There are several threads running in the application:

  • GUI thread (the initial thread) – it redraws basic widgets, collects and dispatches GUI events,
  • Controller’s thread – it runs the tracking/localization pipeline,
  • FramesetConverter’s thread – it (asynchronously) draws frames that it obtains via Controller from the pipeline,
  • FramesetAggregator’s threads – FramesetAggregator runs a single thread for each camera, so that it’s possible to grab videos from multiple streams even though the API is inherently blocking.

Any communication between different threads must be done only via Qt’s signal-slot mechanism, which ensures implicit synchronization, furthermore OpenCV cv::Mat class is also thread-safe and can be shared among threads. Otherwise explicit synchronization must be done (e.g. in FramesetAggregator).

Tracking and localization

Actual localization is simply delegated to OpenCV library functions and thus merit of dove-eye lies in tracking.

As shown in the pipeline scheme, there’s a wrapping class dove_eye::Tracker that only keeps state of tracking in individual video streams and the actual tracking is implemented in dove_eye::InnerTracker class descendants. There is a specialization (dove_eye::SearchingTracker) that contains frequently reused code for trackers that work by searching an object in an image in neighborhood of a predicted position.

Implemented trackers

There is a dove_eye::HistogramTracker that employs backprojection to detect object according to its color (spectrum). Second implementation dove_eye::TemplateTracker utilize template matching to detect the most similar object to an initial pattern. Both these implementation share code for background subtraction from dove_eye::SearchingTracker.

Currently, the selection of the tracker is done at compile time (in Application::SetupController) and the application is compiled with dove_eye::HistogramTrackerdove_eye::CircleTracker by default. It experimentally proved to be more stable.

Third tracker is dove_eye::CircleTracker, that uses similar hue filtering as the HistogramTracker, however, it doesn’t detect blobs but circles of the given color.

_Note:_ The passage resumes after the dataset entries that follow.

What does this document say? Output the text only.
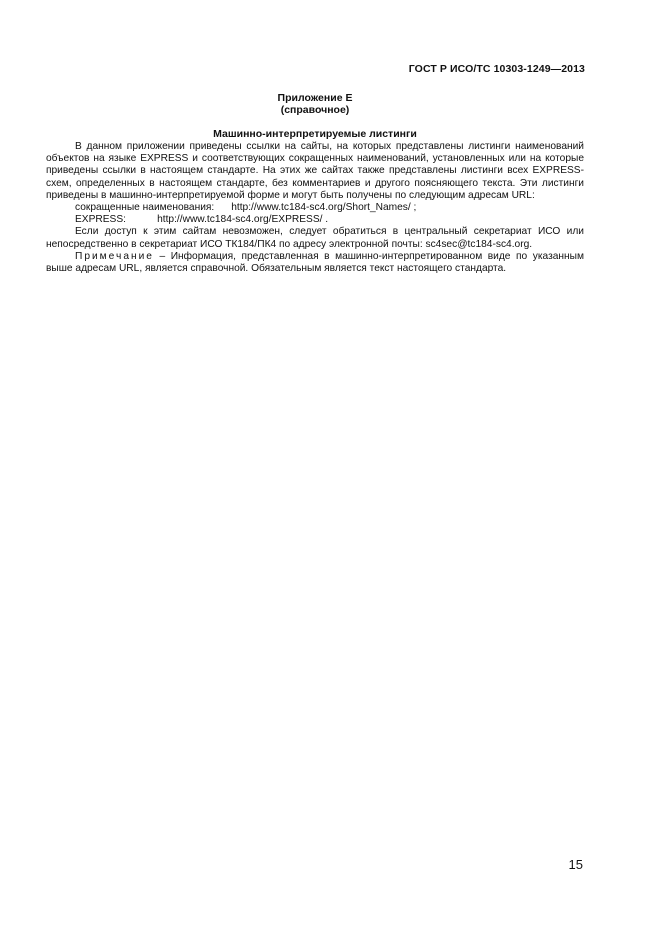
ГОСТ Р ИСО/ТС 10303-1249—2013
Приложение Е
(справочное)
Машинно-интерпретируемые листинги

В данном приложении приведены ссылки на сайты, на которых представлены листинги наименований объектов на языке EXPRESS и соответствующих сокращенных наименований, установленных или на которые приведены ссылки в настоящем стандарте. На этих же сайтах также представлены листинги всех EXPRESS-схем, определенных в настоящем стандарте, без комментариев и другого поясняющего текста. Эти листинги приведены в машинно-интерпретируемой форме и могут быть получены по следующим адресам URL:

сокращенные наименования: http://www.tc184-sc4.org/Short_Names/ ;

EXPRESS:	http://www.tc184-sc4.org/EXPRESS/ .

Если доступ к этим сайтам невозможен, следует обратиться в центральный секретариат ИСО или непосредственно в секретариат ИСО ТК184/ПК4 по адресу электронной почты: sc4sec@tc184-sc4.org.

Примечание – Информация, представленная в машинно-интерпретированном виде по указанным выше адресам URL, является справочной. Обязательным является текст настоящего стандарта.

15
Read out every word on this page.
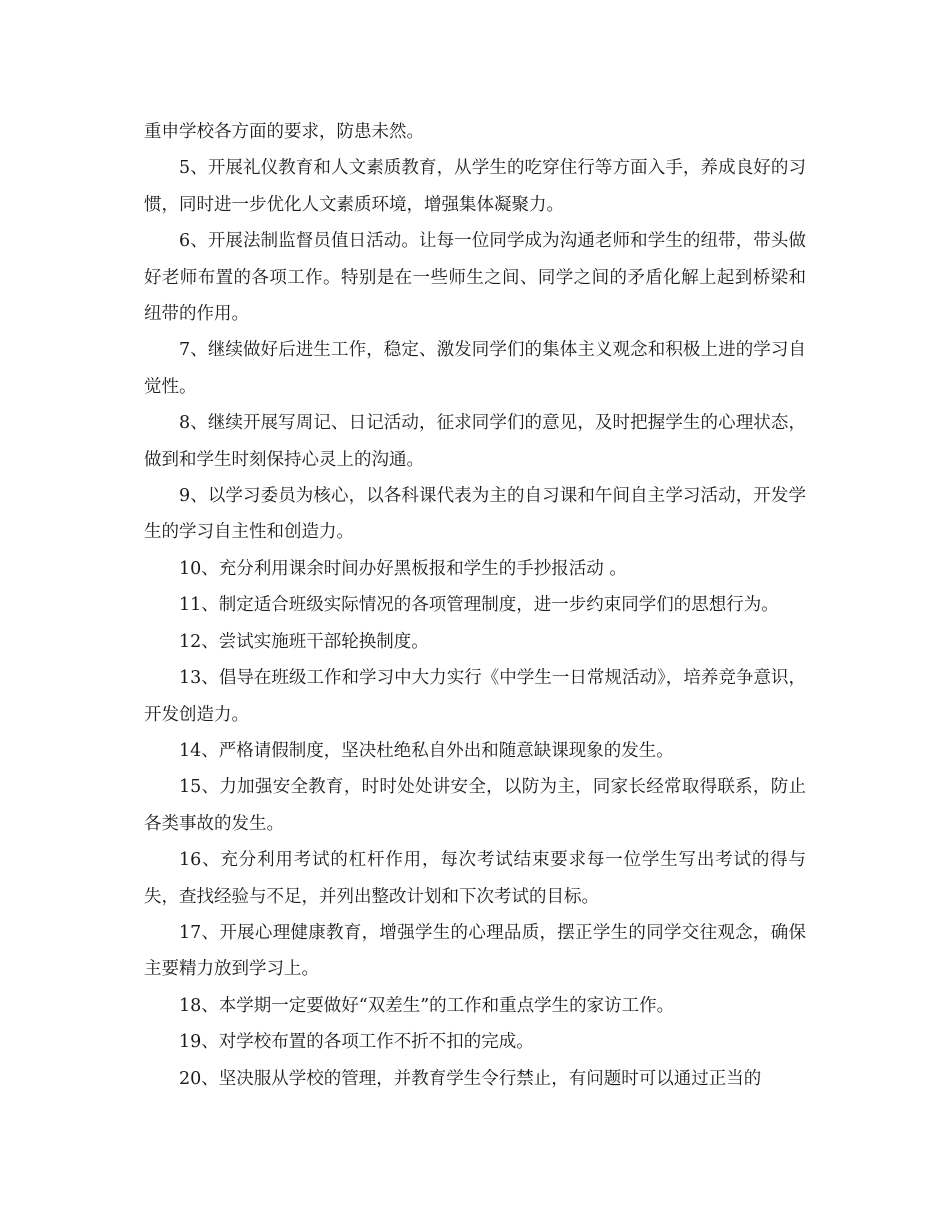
重申学校各方面的要求，防患未然。

5、开展礼仪教育和人文素质教育，从学生的吃穿住行等方面入手，养成良好的习惯，同时进一步优化人文素质环境，增强集体凝聚力。

6、开展法制监督员值日活动。让每一位同学成为沟通老师和学生的纽带，带头做好老师布置的各项工作。特别是在一些师生之间、同学之间的矛盾化解上起到桥梁和纽带的作用。

7、继续做好后进生工作，稳定、激发同学们的集体主义观念和积极上进的学习自觉性。

8、继续开展写周记、日记活动，征求同学们的意见，及时把握学生的心理状态，做到和学生时刻保持心灵上的沟通。

9、以学习委员为核心，以各科课代表为主的自习课和午间自主学习活动，开发学生的学习自主性和创造力。

10、充分利用课余时间办好黑板报和学生的手抄报活动 。

11、制定适合班级实际情况的各项管理制度，进一步约束同学们的思想行为。

12、尝试实施班干部轮换制度。

13、倡导在班级工作和学习中大力实行《中学生一日常规活动》，培养竞争意识，开发创造力。

14、严格请假制度，坚决杜绝私自外出和随意缺课现象的发生。

15、力加强安全教育，时时处处讲安全，以防为主，同家长经常取得联系，防止各类事故的发生。

16、充分利用考试的杠杆作用，每次考试结束要求每一位学生写出考试的得与失，查找经验与不足，并列出整改计划和下次考试的目标。

17、开展心理健康教育，增强学生的心理品质，摆正学生的同学交往观念，确保主要精力放到学习上。

18、本学期一定要做好“双差生”的工作和重点学生的家访工作。

19、对学校布置的各项工作不折不扣的完成。

20、坚决服从学校的管理，并教育学生令行禁止，有问题时可以通过正当的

In the end, it is subjectively as (un)stable as the HistograTracker.

Tracker tuning

(See lib/src/parameters.cc for source.)

  • track.template.radius
    • used as radius of Gauss kernel for denoising (CircleTracker, HistogramTracker)
    • (experimental, obsolete) used as epiline thickness when predicing on epiline
  • track.search.factor
    • size of searched area in terms of previously matched pattern (i.e. you track a circle with radius r, however, on the next frame ROI is factor * r (optimization to avoid searching all image)
    • used by all trackers (that inherit from SearchingTracker)
  • track.search.threshold
    • [0, 1] value specifying required quality of tracking
    • TemplateTracker (1 = accept only good match)
    • HistogramTracker (1 = accept only strongest histogram backprojection)
    • CircleTracker unused
  • track.search.min_speed
    • minimum speed to apply background subtraction
    • currently unused
  • track.search.kf.proc_v
    • process variation for prediction Kalman filter
  • track.search.kf.obs_v
    • observation variation for observation Kalman filter
    • consider ratio over track.search.kf.proc_v – when it’s large observation are taken into account with small weight only, as result prediction can be delayed behind actual state.

Tracking quality

Since tracking quality (and calibration) substantially affects resulting location, it’s (now) obvious that it’s the critical part of the system. There’s space for experimenting with various implementations of the dove_eye::InnerTracker (abstract) class and possibly improve the state machine in the wrapping dove_eye::Tracker class.